On the road 50 hours a week, the drivers who work for Becker Trucking, headquartered in Seattle, have little trouble finding cheap eats at the all-night diners lining the interstates of the Pacific Northwest. But many drivers were struggling with chronic poor health, and the company’s health costs were rising fast. What his employees really needed, the company president realized, was better access to doctors.
So he turned to a novel solution. Becker pays $54 per employee per month to a primary care provider called Qliance. Employees get unlimited doctor visits, 24-hour e-mail access to the medical staff, and same-day or next-day appointments. There is no insurance involved in their primary care: no expensive premiums, no complicated claims, no mysterious denials.

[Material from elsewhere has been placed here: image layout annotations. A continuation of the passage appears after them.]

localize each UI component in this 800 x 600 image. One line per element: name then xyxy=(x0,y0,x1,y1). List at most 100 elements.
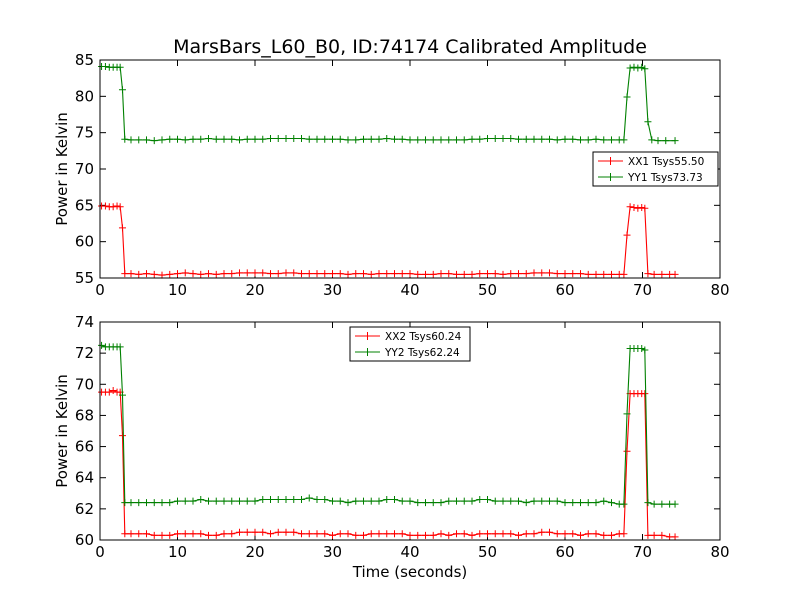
data-point xyxy=(143,530,150,538)
data-point xyxy=(205,270,212,278)
data-point xyxy=(135,270,143,278)
legend-marker xyxy=(363,348,372,356)
data-point xyxy=(445,136,453,144)
data-point xyxy=(290,496,298,504)
data-point xyxy=(522,135,530,143)
y-tick-label: 60 xyxy=(75,233,94,251)
x-tick-label: 50 xyxy=(478,543,497,561)
data-point xyxy=(538,528,546,536)
y-tick-label: 72 xyxy=(75,344,94,362)
data-point xyxy=(259,528,267,536)
data-point xyxy=(236,136,243,144)
data-point xyxy=(181,530,189,538)
data-point xyxy=(220,270,228,278)
x-tick-label: 80 xyxy=(710,543,729,561)
data-point xyxy=(491,530,499,538)
y-tick-label: 68 xyxy=(75,406,94,424)
data-point xyxy=(344,270,352,278)
data-point xyxy=(344,530,352,538)
data-point xyxy=(608,499,615,507)
data-point xyxy=(243,497,251,505)
x-tick-label: 60 xyxy=(555,281,574,299)
data-point xyxy=(445,531,453,539)
data-point xyxy=(507,270,515,278)
data-point xyxy=(414,499,422,507)
data-point xyxy=(197,496,205,504)
legend-box xyxy=(349,326,471,362)
data-point xyxy=(243,135,251,143)
x-tick-label: 10 xyxy=(168,543,187,561)
data-point xyxy=(336,497,344,505)
data-point xyxy=(546,269,553,277)
data-point xyxy=(367,135,375,143)
data-point xyxy=(671,500,679,508)
data-point xyxy=(336,135,344,143)
y-tick-label: 85 xyxy=(75,51,94,69)
data-point xyxy=(391,530,398,538)
legend-label: XX2 Tsys60.24 xyxy=(385,331,462,343)
data-point xyxy=(158,499,166,507)
data-point xyxy=(166,499,174,507)
data-point xyxy=(577,531,584,539)
x-tick-label: 40 xyxy=(400,543,419,561)
data-point xyxy=(546,528,553,536)
data-point xyxy=(406,136,414,144)
data-point xyxy=(174,497,181,505)
data-point xyxy=(569,530,577,538)
data-point xyxy=(375,497,383,505)
data-point xyxy=(569,135,577,143)
data-point xyxy=(538,497,546,505)
data-point xyxy=(181,269,189,277)
data-point xyxy=(641,390,649,398)
data-point xyxy=(367,270,375,278)
data-point xyxy=(644,531,652,539)
data-point xyxy=(569,499,577,507)
data-point xyxy=(143,499,150,507)
data-point xyxy=(561,135,569,143)
data-point xyxy=(522,530,530,538)
data-point xyxy=(109,387,117,395)
data-point xyxy=(460,497,468,505)
data-point xyxy=(515,531,522,539)
data-point xyxy=(220,135,228,143)
data-point xyxy=(671,137,679,145)
y-tick-label: 62 xyxy=(75,500,94,518)
data-point xyxy=(383,134,391,142)
data-point xyxy=(634,204,642,212)
data-point xyxy=(584,270,592,278)
legend-marker xyxy=(606,157,615,165)
x-tick-label: 0 xyxy=(95,281,105,299)
data-point xyxy=(267,134,274,142)
data-point xyxy=(577,499,584,507)
data-point xyxy=(127,530,135,538)
data-point xyxy=(437,270,445,278)
x-tick-label: 40 xyxy=(400,281,419,299)
data-point xyxy=(437,136,445,144)
data-point xyxy=(298,496,305,504)
data-point xyxy=(608,136,615,144)
data-point xyxy=(644,270,652,278)
data-point xyxy=(150,137,158,145)
data-point xyxy=(414,136,422,144)
data-point xyxy=(671,533,679,541)
data-point xyxy=(282,528,290,536)
data-point xyxy=(236,528,243,536)
y-axis-label: Power in Kelvin xyxy=(53,112,71,226)
data-point xyxy=(561,499,569,507)
data-point xyxy=(437,499,445,507)
data-point xyxy=(623,447,631,455)
data-point xyxy=(515,270,522,278)
data-point xyxy=(623,93,631,101)
data-point xyxy=(623,410,631,418)
data-point xyxy=(476,135,484,143)
data-point xyxy=(460,530,468,538)
data-point xyxy=(118,86,126,94)
data-point xyxy=(360,135,367,143)
data-point xyxy=(630,204,638,212)
data-point xyxy=(538,135,546,143)
data-point xyxy=(243,528,251,536)
data-point xyxy=(468,270,476,278)
data-point xyxy=(476,496,484,504)
data-point xyxy=(644,118,652,126)
legend-label: YY2 Tsys62.24 xyxy=(384,347,460,359)
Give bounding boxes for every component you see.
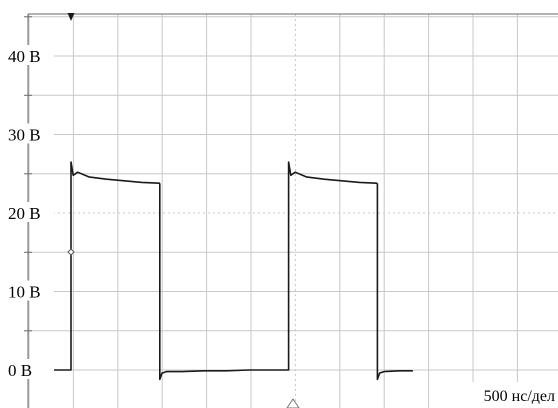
graticule-axes <box>24 13 558 408</box>
y-tick-label-bg <box>4 202 54 222</box>
timebase-label: 500 нс/дел <box>484 388 555 405</box>
y-tick-label-bg <box>4 359 54 379</box>
waveform-trace <box>48 161 413 381</box>
graticule-grid <box>28 14 558 408</box>
y-tick-label: 20 В <box>8 204 41 223</box>
trigger-position-icon <box>67 13 75 21</box>
y-tick-label: 0 В <box>8 361 32 380</box>
waveform-trace-group <box>48 161 413 381</box>
y-tick-label: 40 В <box>8 47 41 66</box>
trigger-level-icon <box>67 248 75 256</box>
time-position-icon <box>286 398 300 408</box>
y-tick-label: 30 В <box>8 126 41 145</box>
y-tick-label-bg <box>4 280 54 301</box>
y-tick-labels: 0 В 10 В 20 В 30 В 40 В <box>4 45 54 380</box>
y-tick-label-bg <box>4 123 54 144</box>
timebase-label-bg <box>451 382 558 408</box>
y-tick-label: 10 В <box>8 283 41 302</box>
scope-markers <box>67 13 300 408</box>
y-tick-label-bg <box>4 45 54 65</box>
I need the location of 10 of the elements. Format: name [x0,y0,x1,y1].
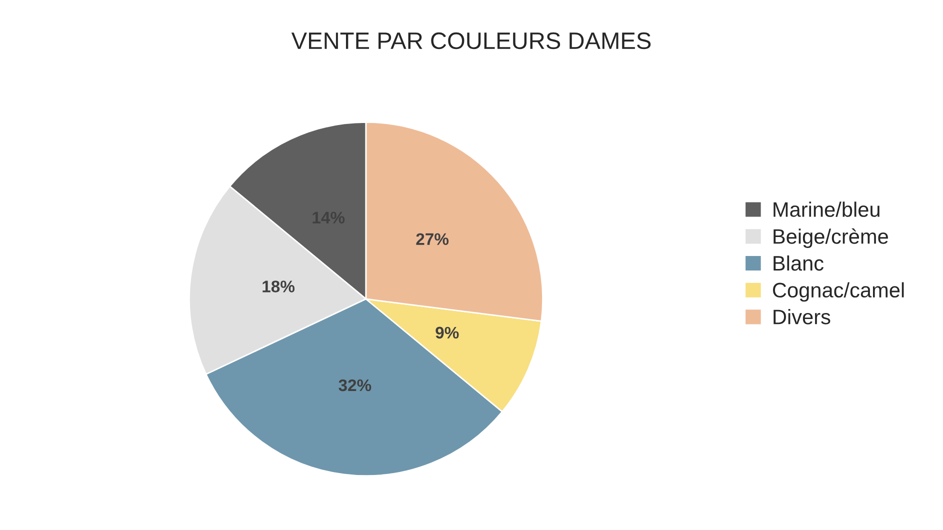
chart-title: VENTE PAR COULEURS DAMES [291,32,651,50]
legend-label: Blanc [774,255,824,271]
legend-label: Beige/crème [774,228,888,248]
legend-label: Cognac/camel [773,282,904,302]
data-label: 27% [416,233,449,245]
data-label: 18% [262,280,295,292]
data-label: 9% [436,326,459,339]
legend-label: Divers [774,309,830,324]
legend-label: Marine/bleu [774,202,880,217]
data-label: 32% [338,379,372,392]
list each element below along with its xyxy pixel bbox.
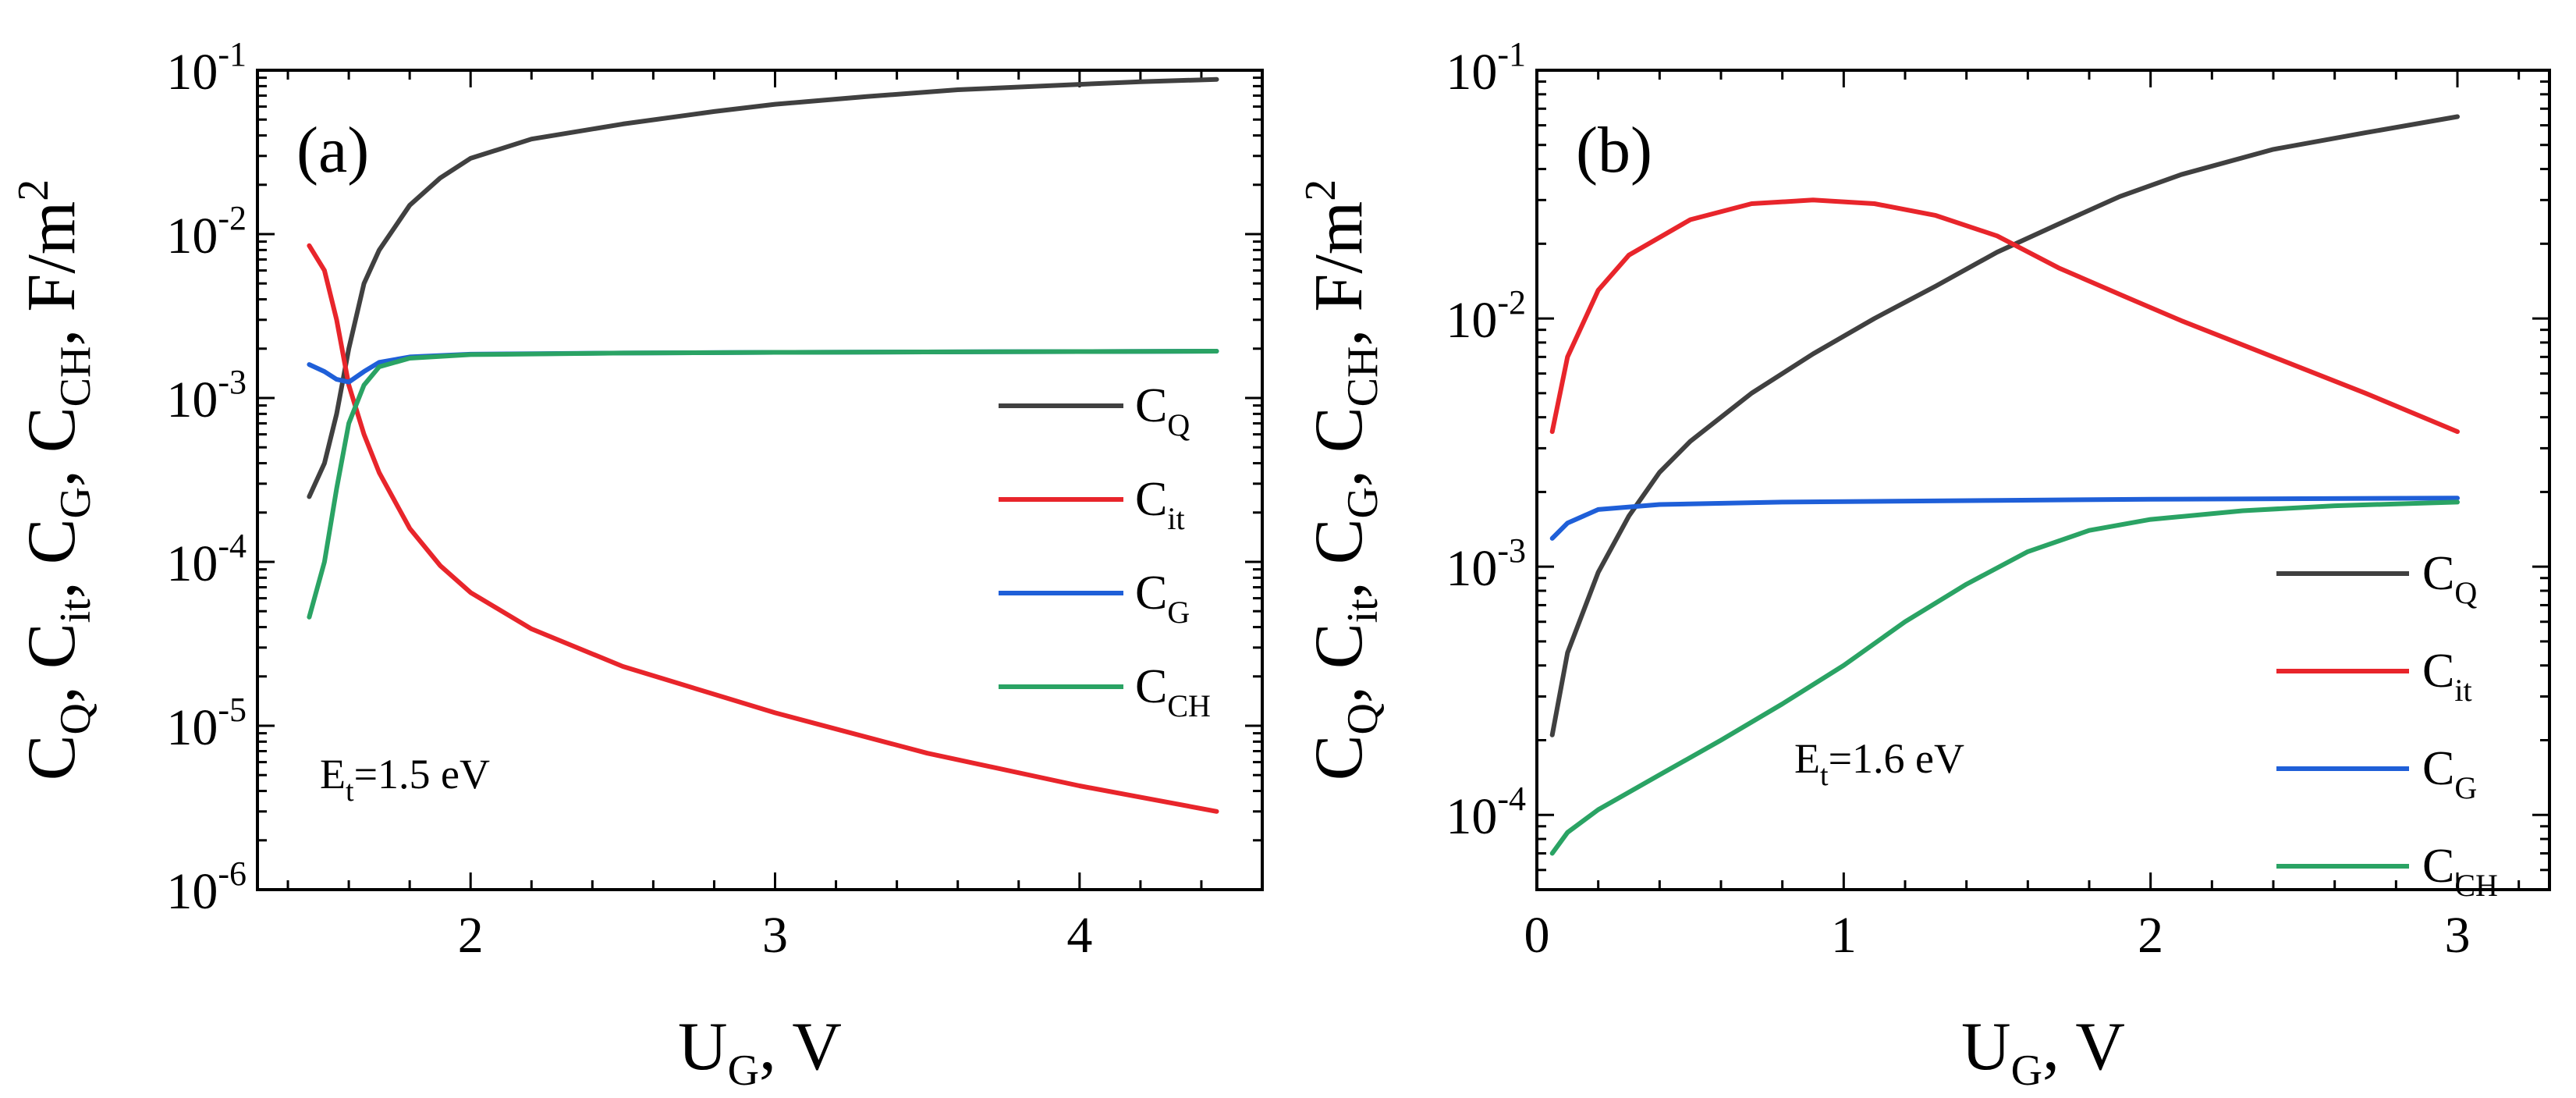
x-tick-label: 1	[1831, 907, 1857, 964]
panel-label: (a)	[296, 114, 369, 187]
legend: CQ Cit CG CCH	[999, 379, 1211, 723]
series-line-cq	[1549, 114, 2460, 737]
x-axis-label: UG, V	[1961, 1009, 2125, 1095]
y-axis-label: CQ, Cit, CG, CCH, F/m2	[1297, 179, 1387, 780]
x-axis-label: UG, V	[678, 1009, 842, 1095]
legend: CQ Cit CG CCH	[2276, 547, 2498, 903]
x-tick-label: 0	[1524, 907, 1550, 964]
series-line-cg	[1549, 496, 2460, 541]
legend-label-cit: Cit	[2422, 645, 2472, 708]
series-line-cch	[1549, 499, 2460, 856]
x-tick-label: 4	[1066, 907, 1092, 964]
x-tick-label: 2	[2138, 907, 2163, 964]
chart-panel-b: 0 1 2 310-410-310-210-1(b)Et=1.6 eVCQCitCGC…	[1297, 35, 2551, 1095]
y-tick-label: 10-1	[1446, 35, 1526, 101]
legend-label-cch: CCH	[1135, 660, 1211, 723]
series-line-cq	[307, 76, 1219, 499]
series-line-cit	[1549, 197, 2460, 435]
legend-label-cg: CG	[2422, 742, 2477, 805]
legend-label-cg: CG	[1135, 567, 1190, 630]
y-tick-label: 10-2	[166, 199, 247, 265]
chart-panel-a: 2 3 4 10-6 10-5 10-4 10-3 10-2 10-1 (a) Et=1.5 eV C…	[9, 35, 1264, 1095]
y-tick-label: 10-5	[166, 691, 247, 756]
x-tick-label: 2	[458, 907, 484, 964]
legend-label-cq: CQ	[1135, 379, 1190, 442]
legend-label-cch: CCH	[2422, 840, 2498, 903]
x-tick-label: 3	[762, 907, 788, 964]
plot-frame	[1535, 69, 2551, 891]
trap-energy-annotation: Et=1.6 eV	[1794, 735, 1964, 792]
trap-energy-annotation: Et=1.5 eV	[320, 751, 490, 808]
y-tick-label: 10-3	[166, 363, 247, 428]
panel-label: (b)	[1576, 114, 1652, 187]
plot-frame	[256, 69, 1264, 891]
y-axis-label: CQ, Cit, CG, CCH, F/m2	[9, 179, 100, 780]
y-tick-label: 10-4	[166, 527, 247, 592]
y-tick-label: 10-4	[1446, 780, 1526, 845]
y-tick-label: 10-1	[166, 35, 247, 101]
series-line-cit	[307, 243, 1219, 814]
y-tick-label: 10-6	[166, 855, 247, 920]
y-tick-label: 10-3	[1446, 531, 1526, 597]
y-tick-label: 10-2	[1446, 283, 1526, 349]
x-tick-label: 3	[2445, 907, 2471, 964]
series-line-cch	[307, 349, 1219, 620]
legend-label-cit: Cit	[1135, 473, 1185, 536]
legend-label-cq: CQ	[2422, 547, 2477, 610]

… This type of health care model is called direct primary care, and it is getting a closer look not just from businessmen like Mr. Riordan, but also from researchers and government officials who see it as an effective way to lower costs.
…“Health insurance is supposed to protect you against risk, like car insurance does,” said Dr. Bliss. “We don’t insure our cars for tire changes and tune-ups.”
…Doctors who work for Qliance are salaried, Dr. Bliss said, reducing the financial incentive to order unnecessary tests. Direct primary care practices keep costs low by sidestepping the bureaucracy associated with insurance and reducing unnecessary and expensive trips to the hospital or emergency room, she said.
…Such practices already operate in 24 states, treating more than 100,000 patients, according to the Direct Primary Care Coalition. Physicians at Qliance, one of the larger practices, will care for more than 10,000 patients this year, double last year’s number.
…At the moment, however, laws in many states make it difficult for physicians to contract directly with patients; such an arrangement is sometimes viewed as a form of insurance, subject to regulation because states view it less as a doctor practice than as a prepaid health plan.
But direct primary care may well have its biggest impact in Medicare. Officials are desperately seeking ways to rein in the rising costs for the more than 48 million beneficiaries in the program.
…Without a change in federal law, doctors who contract directly with patients cannot treat Medicare patients. Direct primary care doctors tend to be those who have opted out of Medicare and can charge whatever they want, but they cannot bill Medicare for reimbursement, nor may their patients.